また、賃貸住宅オーナーが所有物件で死亡事故等が生じ「事故物件」として取り扱われることを懸念し、単身高齢者の入居を拒む事例も少なくなかったのです。

こうした課題を解決するため、人の死が生じた不動産の取引に関して、宅建業者が宅建業法上負うべき調査や告知の義務の判断基準が、ガイドラインとして示されました。
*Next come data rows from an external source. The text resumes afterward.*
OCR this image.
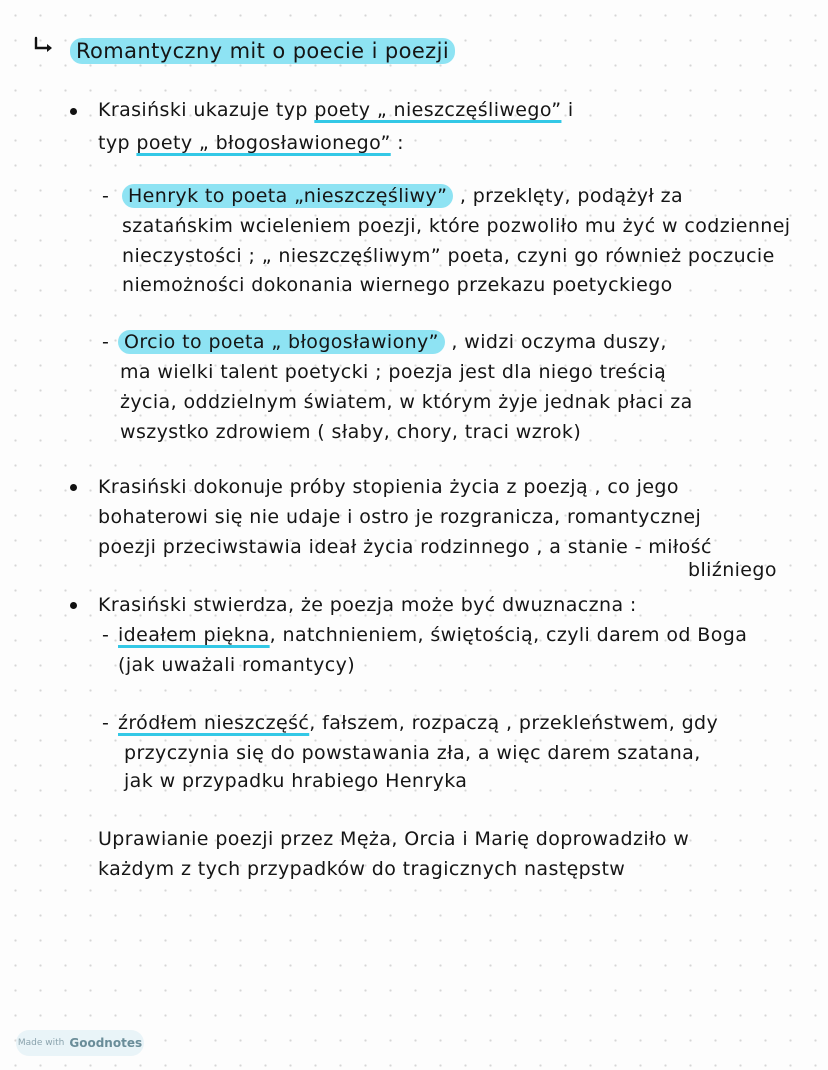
Romantyczny mit o poecie i poezji
Krasiński ukazuje typ poety „ nieszczęśliwego” i
typ poety „ błogosławionego” :
-	Henryk to poeta „nieszczęśliwy” , przeklęty, podążył za
szatańskim wcieleniem poezji, które pozwoliło mu żyć w codziennej
nieczystości ; „ nieszczęśliwym” poeta, czyni go również poczucie
niemożności dokonania wiernego przekazu poetyckiego
- Orcio to poeta „ błogosławiony” , widzi oczyma duszy,
ma wielki talent poetycki ; poezja jest dla niego treścią
życia, oddzielnym światem, w którym żyje jednak płaci za
wszystko zdrowiem ( słaby, chory, traci wzrok)
Krasiński dokonuje próby stopienia życia z poezją , co jego
bohaterowi się nie udaje i ostro je rozgranicza, romantycznej
poezji przeciwstawia ideał życia rodzinnego , a stanie - miłość
bliźniego
Krasiński stwierdza, że poezja może być dwuznaczna :
- ideałem piękna, natchnieniem, świętością, czyli darem od Boga
(jak uważali romantycy)
- źródłem nieszczęść, fałszem, rozpaczą , przekleństwem, gdy
przyczynia się do powstawania zła, a więc darem szatana,
jak w przypadku hrabiego Henryka
Uprawianie poezji przez Męża, Orcia i Marię doprowadziło w
każdym z tych przypadków do tragicznych następstw
Made with Goodnotes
ガイドラインでは、人の死に関する事案が取引の相手方等の判断に重要な影響を及ぼすと考えられる場合は、告知の義務が生ずるとしました。

「人の死」については、自然死や日常生活の中での不慮の死については告知の必要がないとしたほか、賃貸借取引については、対象不動産・日常生活において通常使用する必要がある集合住宅の共用部分で発生した自然死等以外の死、自然死等で特殊清掃が行なわれた死については、事案発生から3年間が経過した後は告知の必要はないとしました。

また、賃貸借・売買取引ともに、対象不動産の隣住戸や日常的に使用しない集合住宅の共用部分で発生した自然死以外の死などについても告知の必要はないとしました。

告知にあたっては、事案の発生時期(特殊清掃等が行なわれた場合は発覚次期)、場所、死因、特殊清掃が行なわれた場合はその旨を告げることとされます。告知の必要がない事案でも、事件性や周知性、社会への影響が特に高い事案や、取引の相手方等の判断に重要な影響を及ぼすと考えられる場合は告知する必要があるとした。